May 19
@
2:00 PM
-
3:00 PM
EDT
The current political climate augurs to make coverage of civil unrest and protests more risky.
Join Judith Matloff, senior adviser for safety training at the Dart Center for Journalism and Trauma, to learn tips on situational awareness, protective gear and positioning that can help you reduce the chances of arrest, assaults and injury on the job.
She'll discuss preparation before an event, how best to respond to active shooters and stampedes, and building solidarity among media groups and legal defenses.
This webinar is part of "Protecting the facts," IRE's latest webinar series focused on defending press freedoms and journalist safety.
This webinar is free for IRE members, but please be sure to register. All those who register will receive an email with the Zoom link the morning of.
Judith Matloff teaches crisis reporting at Columbia’s Graduate School of Journalism. She trailblazed safety training for women and media organizations around the world, helping hundreds of journalists survive an increasingly dangerous world.
Over 40 years as a journalist, she has covered top international stories including Rwanda’s genocide, apartheid and the rise of Vladimir Putin. Her essays have appeared in The New York Times Magazine, Forbes, the Financial Times, The Los Angeles Times and The Wall Street Journal. Earlier in her career, Matloff headed the Moscow and Africa bureaus of the Christian Science Monitor and she spent a decade reporting for Reuters from various countries.
Matloff consults for leading organizations around the world, and has pioneered protocols for digital, gender and physical security. Clients have included NBC, the United Nations, the Society of Professional Journalists, Doc Society, Magnum, the State Department, the Knight Center for Journalism in the Americas, the International Women’s Media Foundation and the American Federation of Television and Radio Artists. Her training company, Security Rules LLC, offers workshops for a wide variety of dangerous situations.

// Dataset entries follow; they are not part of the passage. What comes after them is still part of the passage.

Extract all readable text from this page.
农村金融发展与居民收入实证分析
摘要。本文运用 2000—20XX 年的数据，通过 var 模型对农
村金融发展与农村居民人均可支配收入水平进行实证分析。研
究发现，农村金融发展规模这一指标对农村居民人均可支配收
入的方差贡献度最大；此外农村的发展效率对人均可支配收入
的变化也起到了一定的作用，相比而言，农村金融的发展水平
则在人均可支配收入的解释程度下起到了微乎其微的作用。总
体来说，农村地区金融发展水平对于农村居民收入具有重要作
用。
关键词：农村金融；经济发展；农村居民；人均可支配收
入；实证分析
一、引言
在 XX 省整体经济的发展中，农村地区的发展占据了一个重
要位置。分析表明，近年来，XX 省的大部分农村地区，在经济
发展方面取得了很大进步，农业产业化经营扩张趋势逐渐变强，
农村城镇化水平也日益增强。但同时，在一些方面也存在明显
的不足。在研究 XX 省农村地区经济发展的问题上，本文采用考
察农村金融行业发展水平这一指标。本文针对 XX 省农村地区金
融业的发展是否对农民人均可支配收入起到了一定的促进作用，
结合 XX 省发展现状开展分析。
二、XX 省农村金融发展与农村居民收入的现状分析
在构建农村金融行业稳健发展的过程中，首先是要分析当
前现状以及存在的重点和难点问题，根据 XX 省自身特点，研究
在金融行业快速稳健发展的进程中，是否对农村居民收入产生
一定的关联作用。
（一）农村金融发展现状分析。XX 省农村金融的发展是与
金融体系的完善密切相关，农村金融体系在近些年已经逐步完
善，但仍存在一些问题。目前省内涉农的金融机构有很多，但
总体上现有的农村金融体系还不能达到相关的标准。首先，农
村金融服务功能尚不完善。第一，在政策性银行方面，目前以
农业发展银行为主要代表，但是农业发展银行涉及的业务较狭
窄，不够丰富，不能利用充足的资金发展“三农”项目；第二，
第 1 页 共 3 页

Matloff’s latest book, How to Drag a Body and Other Safety Tips You Hope to Never Need, shares expert advice for nearly every conceivable peril. She earlier published No Friends but the Mountains, which drew a link between geography and conflict; Fragments of a Forgotten War, about Angola’s civil war; and Home Girl, which chronicled a Harlem street run by a drug gang.
A graduate of Harvard, her work has won the support of the MacArthur Foundation, the Fulbright and Logan Nonfiction programs and Stanford’s Hoover Institution.